TOML to JSON Converter
This TOML to JSON converter turns TOML configuration into clean JSON right in your browser, updating the output as you type. TOML (Tom's Obvious Minimal Language) powers files like Rust's Cargo.toml, Python's pyproject.toml, and Hugo's hugo.toml, and this tool maps each TOML structure to its JSON equivalent instantly.
Paste TOML, type it by hand, or upload a .toml file, then read the result as syntax-highlighted text or an interactive tree. It is built for developers migrating config, debugging a tricky file, or feeding TOML data into a JSON-based API.
How to Use
Add your TOML
Paste or type TOML into the left editor, click Upload File to load a .toml file from your device, or hit Sample Data for an example Cargo.toml.
Read the JSON
The JSON output appears automatically on the right as you type. The status bar shows a Valid, Invalid, or Ready state along with line, key, and size counts.
Format the output
Set Indent to 2, 4, or 8 spaces, or pick Min for compact one-line JSON. Toggle Sort Keys to alphabetize every key, and switch between Text and Tree views.
Copy or download
Use Copy to send the JSON to your clipboard, or Download to save it as a data.json file.
Features
Real-Time Conversion
Output updates automatically as you type with a short debounce, and instantly when you paste content.
Syntax Highlighting
JSON output is color-coded by type, with distinct colors for keys, strings, numbers, booleans, and null values.
Collapsible Tree View
Explore nested data as an interactive hierarchy, expanding or collapsing each object and array with item counts shown.
Indent & Minify Options
Choose 2, 4, or 8 spaces of indentation, or minify the JSON to a single compact line.
Sort Keys
Toggle alphabetical sorting to order every JSON key at every level of nesting.
Full TOML Type Support
Handles strings, integers and floats, booleans, dates, arrays, arrays of tables, inline tables, and dotted keys.
Date to ISO Strings
TOML date and datetime values, which JSON has no native type for, are converted to ISO 8601 strings.
Clear Error Reporting
When TOML is invalid, a plain error message appears and the problem line is highlighted in the editor.
Upload, Sample & Export
Upload a .toml file, load a sample Cargo.toml, then copy the JSON or download it as data.json.
Live Status Bar
A status bar reports the validation state plus running line, key, and output size statistics.
Frequently Asked Questions
How do I convert a TOML file to JSON?
Paste your TOML into the left editor or click Upload File to load a .toml file. The JSON output appears automatically on the right, ready to copy or download as data.json.
Is the conversion done in my browser?
Yes. Every conversion runs locally in your browser and your TOML is never sent to any server. You can safely convert sensitive configuration files without privacy concerns.
Are TOML comments kept in the JSON output?

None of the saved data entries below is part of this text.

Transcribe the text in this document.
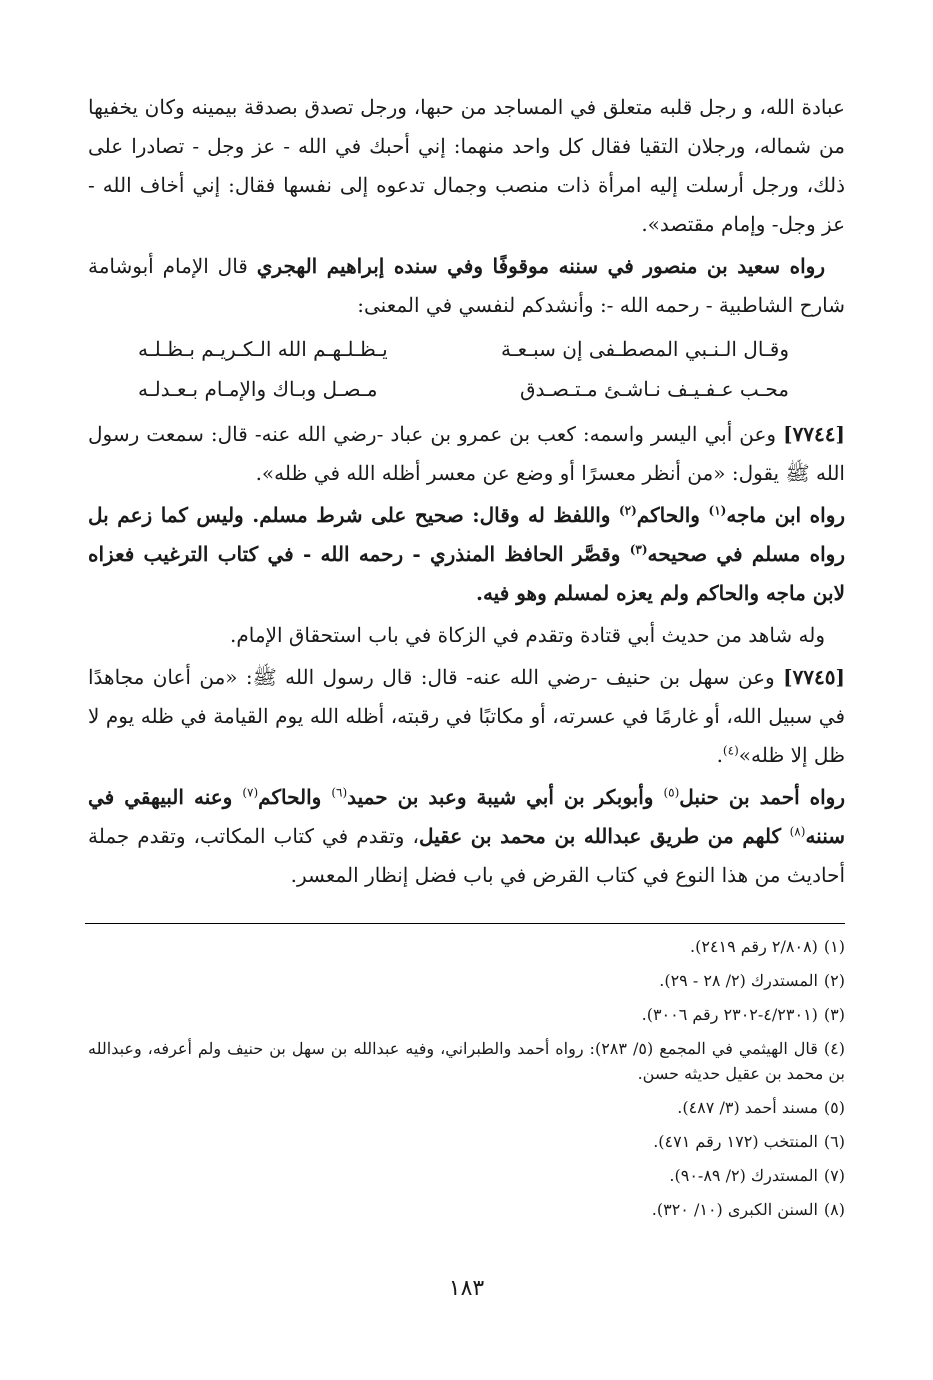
عبادة الله، و رجل قلبه متعلق في المساجد من حبها، ورجل تصدق بصدقة بيمينه وكان يخفيها من شماله، ورجلان التقيا فقال كل واحد منهما: إني أحبك في الله - عز وجل - تصادرا على ذلك، ورجل أرسلت إليه امرأة ذات منصب وجمال تدعوه إلى نفسها فقال: إني أخاف الله - عز وجل- وإمام مقتصد».

رواه سعيد بن منصور في سننه موقوفًا وفي سنده إبراهيم الهجري قال الإمام أبوشامة شارح الشاطبية - رحمه الله -: وأنشدكم لنفسي في المعنى:

وقـال الـنـبي المصطـفى إن سبـعـة
يـظـلـهـم الله الـكـريـم بـظـلـه
محـب عـفـيـف نـاشـئ مـتـصـدق
مـصـل وبـاك والإمـام بـعـدلـه

[٧٧٤٤] وعن أبي اليسر واسمه: كعب بن عمرو بن عباد -رضي الله عنه- قال: سمعت رسول الله ﷺ يقول: «من أنظر معسرًا أو وضع عن معسر أظله الله في ظله».

رواه ابن ماجه$^{(١)}$ والحاكم$^{(٢)}$ واللفظ له وقال: صحيح على شرط مسلم. وليس كما زعم بل رواه مسلم في صحيحه$^{(٣)}$ وقصَّر الحافظ المنذري - رحمه الله - في كتاب الترغيب فعزاه لابن ماجه والحاكم ولم يعزه لمسلم وهو فيه.

وله شاهد من حديث أبي قتادة وتقدم في الزكاة في باب استحقاق الإمام.

[٧٧٤٥] وعن سهل بن حنيف -رضي الله عنه- قال: قال رسول الله ﷺ: «من أعان مجاهدًا في سبيل الله، أو غارمًا في عسرته، أو مكاتبًا في رقبته، أظله الله يوم القيامة في ظله يوم لا ظل إلا ظله»$^{(٤)}$.

رواه أحمد بن حنبل$^{(٥)}$ وأبوبكر بن أبي شيبة وعبد بن حميد$^{(٦)}$ والحاكم$^{(٧)}$ وعنه البيهقي في سننه$^{(٨)}$ كلهم من طريق عبدالله بن محمد بن عقيل، وتقدم في كتاب المكاتب، وتقدم جملة أحاديث من هذا النوع في كتاب القرض في باب فضل إنظار المعسر.

(١)(٢/٨٠٨ رقم ٢٤١٩).

(٢)المستدرك (٢/ ٢٨ - ٢٩).

(٣)(٤/٢٣٠١-٢٣٠٢ رقم ٣٠٠٦).

(٤)قال الهيثمي في المجمع (٥/ ٢٨٣): رواه أحمد والطبراني، وفيه عبدالله بن سهل بن حنيف ولم أعرفه، وعبدالله بن محمد بن عقيل حديثه حسن.

(٥)مسند أحمد (٣/ ٤٨٧).

(٦)المنتخب (١٧٢ رقم ٤٧١).

(٧)المستدرك (٢/ ٨٩-٩٠).

(٨)السنن الكبرى (١٠/ ٣٢٠).

١٨٣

No. JSON has no concept of comments, so the converter parses TOML into data and outputs only that data. Lines starting with # in your TOML are dropped from the JSON result.
Can I upload a .toml file or only paste text?
Both. Click Upload File to load a .toml file from your device, or paste and type TOML directly in the editor. You can also load a sample Cargo.toml with one click.
What happens to TOML dates and arrays of tables?
TOML date and datetime values are converted to ISO 8601 strings, since JSON has no native date type — for example 2024-01-15T10:30:00Z becomes "2024-01-15T10:30:00.000Z". Arrays of tables map to JSON arrays of objects, exactly as you would expect.
What is the difference between Text and Tree views?
Text view shows the raw JSON with syntax highlighting, ideal for copying or reviewing the exact output. Tree view shows a collapsible hierarchy, ideal for exploring deeply nested structures and understanding the data layout.
Which TOML version is supported?
The converter supports the TOML v1.0 specification, covering tables, arrays of tables, inline tables, dotted keys, multiline strings, and every standard data type. Large files convert fully in the browser, with at most a brief delay on very large inputs.